Michael Hussey’s cricket bag has helped clarify my thoughts!
Earlier this morning, I was following up on a discussion (Is Performance Analysis drowning in raw, useless data?) that has been running for some time in the Performance Analysis in Sport Group on LinkedIn. Despite the discussion running over the Christmas and New Year holiday there has been a vibrant exchange of views. Two days ago I was introduced to geographic choropleths in the exchange between Mark Upton, Chris Carling and Russ Shopland.
Concurrent with this reading I received an alert to a taster for Richard Hill’s Whackademia. In it, Richard writes:
For one performance review, I received a report that bore little resemblance to my own appraisal. So incongruent was its assessment of the quality of my work that I thought I had been sent the wrong review. As I glanced through the error-strewn missive, I was astonished by the ability of the author to conjure such a fictional narrative from so poorly informed points of history: innuendo, gossip, circumstantial evidence, gross inaccuracies, simple untruths and other cosmic distortions littered the document. I was confronted by invective masquerading as objective assessment. I stared at the offending document more in amazement than disbelief, but worried about how I might begin to extract myself from this hornet’s nest.
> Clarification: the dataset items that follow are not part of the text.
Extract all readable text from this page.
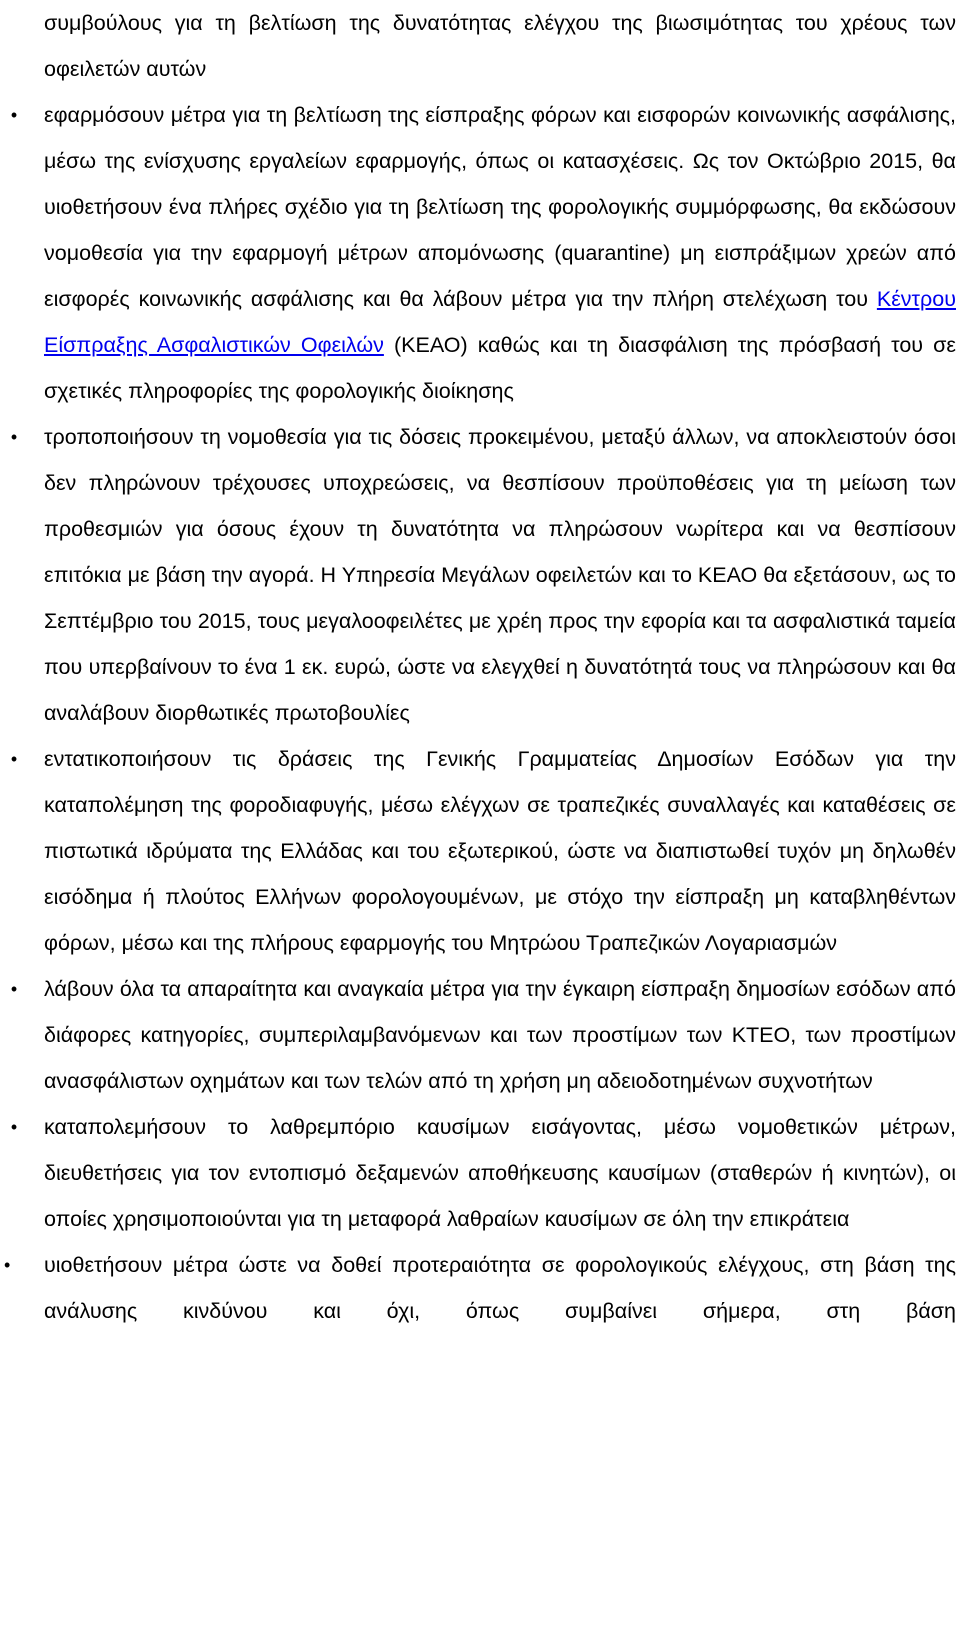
συμβούλους για τη βελτίωση της δυνατότητας ελέγχου της βιωσιμότητας του χρέους των οφειλετών αυτών

•	εφαρμόσουν μέτρα για τη βελτίωση της είσπραξης φόρων και εισφορών κοινωνικής ασφάλισης, μέσω της ενίσχυσης εργαλείων εφαρμογής, όπως οι κατασχέσεις. Ως τον Οκτώβριο 2015, θα υιοθετήσουν ένα πλήρες σχέδιο για τη βελτίωση της φορολογικής συμμόρφωσης, θα εκδώσουν νομοθεσία για την εφαρμογή μέτρων απομόνωσης (quarantine) μη εισπράξιμων χρεών από εισφορές κοινωνικής ασφάλισης και θα λάβουν μέτρα για την πλήρη στελέχωση του Κέντρου Είσπραξης Ασφαλιστικών Οφειλών (ΚΕΑΟ) καθώς και τη διασφάλιση της πρόσβασή του σε σχετικές πληροφορίες της φορολογικής διοίκησης
•	τροποποιήσουν τη νομοθεσία για τις δόσεις προκειμένου, μεταξύ άλλων, να αποκλειστούν όσοι δεν πληρώνουν τρέχουσες υποχρεώσεις, να θεσπίσουν προϋποθέσεις για τη μείωση των προθεσμιών για όσους έχουν τη δυνατότητα να πληρώσουν νωρίτερα και να θεσπίσουν επιτόκια με βάση την αγορά. Η Υπηρεσία Μεγάλων οφειλετών και το ΚΕΑΟ θα εξετάσουν, ως το Σεπτέμβριο του 2015, τους μεγαλοοφειλέτες με χρέη προς την εφορία και τα ασφαλιστικά ταμεία που υπερβαίνουν το ένα 1 εκ. ευρώ, ώστε να ελεγχθεί η δυνατότητά τους να πληρώσουν και θα αναλάβουν διορθωτικές πρωτοβουλίες
•	εντατικοποιήσουν τις δράσεις της Γενικής Γραμματείας Δημοσίων Εσόδων για την καταπολέμηση της φοροδιαφυγής, μέσω ελέγχων σε τραπεζικές συναλλαγές και καταθέσεις σε πιστωτικά ιδρύματα της Ελλάδας και του εξωτερικού, ώστε να διαπιστωθεί τυχόν μη δηλωθέν εισόδημα ή πλούτος Ελλήνων φορολογουμένων, με στόχο την είσπραξη μη καταβληθέντων φόρων, μέσω και της πλήρους εφαρμογής του Μητρώου Τραπεζικών Λογαριασμών
•	λάβουν όλα τα απαραίτητα και αναγκαία μέτρα για την έγκαιρη είσπραξη δημοσίων εσόδων από διάφορες κατηγορίες, συμπεριλαμβανόμενων και των προστίμων των ΚΤΕΟ, των προστίμων ανασφάλιστων οχημάτων και των τελών από τη χρήση μη αδειοδοτημένων συχνοτήτων
•	καταπολεμήσουν το λαθρεμπόριο καυσίμων εισάγοντας, μέσω νομοθετικών μέτρων, διευθετήσεις για τον εντοπισμό δεξαμενών αποθήκευσης καυσίμων (σταθερών ή κινητών), οι οποίες χρησιμοποιούνται για τη μεταφορά λαθραίων καυσίμων σε όλη την επικράτεια
•	υιοθετήσουν μέτρα ώστε να δοθεί προτεραιότητα σε φορολογικούς ελέγχους, στη βάση της ανάλυσης κινδύνου και όχι, όπως συμβαίνει σήμερα, στη βάση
I was gripped by a sense of impending doom, as if I were about to be hauled off to the Tower and my head impaled on a spike.
Elsewhere, Richard observes (about university performance review):
performance reviews in all their manifestations are probably here to stay: the struggle now is to try to ensure some equity and equilibrium is built into the system. … By and large, however, the current system of review is very much grounded in a hierarchical structure which rests on aspects of organisational life that are simply unavoidable: personal fads and foibles, and subjective preferences and judgments.
I think I am particularly sensitive to these ideas at the moment. One of my recent performance reviews led to me to think about the Michael Leunig’s poem The Horse I Backed which has the delightful concluding line “The horse I backed took a different course”.
I have been thinking about the New York Times’ Snow Fall too. This has disturbed me in the way reading Edward Tufte in the 1990s did. I think there is a new standard set for visualisation and narrative in the Snow Fall project.
… Michael Hussey’s cricket bag? Listening to Michael Hussey about how he packs his bag and what it contains encouraged me to think about the tool kit I use for performance re-view and feedforward. I have been looking at voice options (Vocaroo), screencasting (Camtasia 2) and notes (Evernote) in the last few days. I have looked at Blubbr too. I have been thinking a lot about responsive design after the reformatting of Clyde Street. I enjoyed my exchange with Mark Upton about the flipped characteristics of this personalisation.
2013 is going to be a remarkable learning year for me in addressing personalisation issues. Given the quality of the discussion on LinkedIn I am wondering if the next step is to encourage a community of practice to share its attempts to personalise performance re-view. At present I am thinking that Drupal might be a perfect platform for this sharing.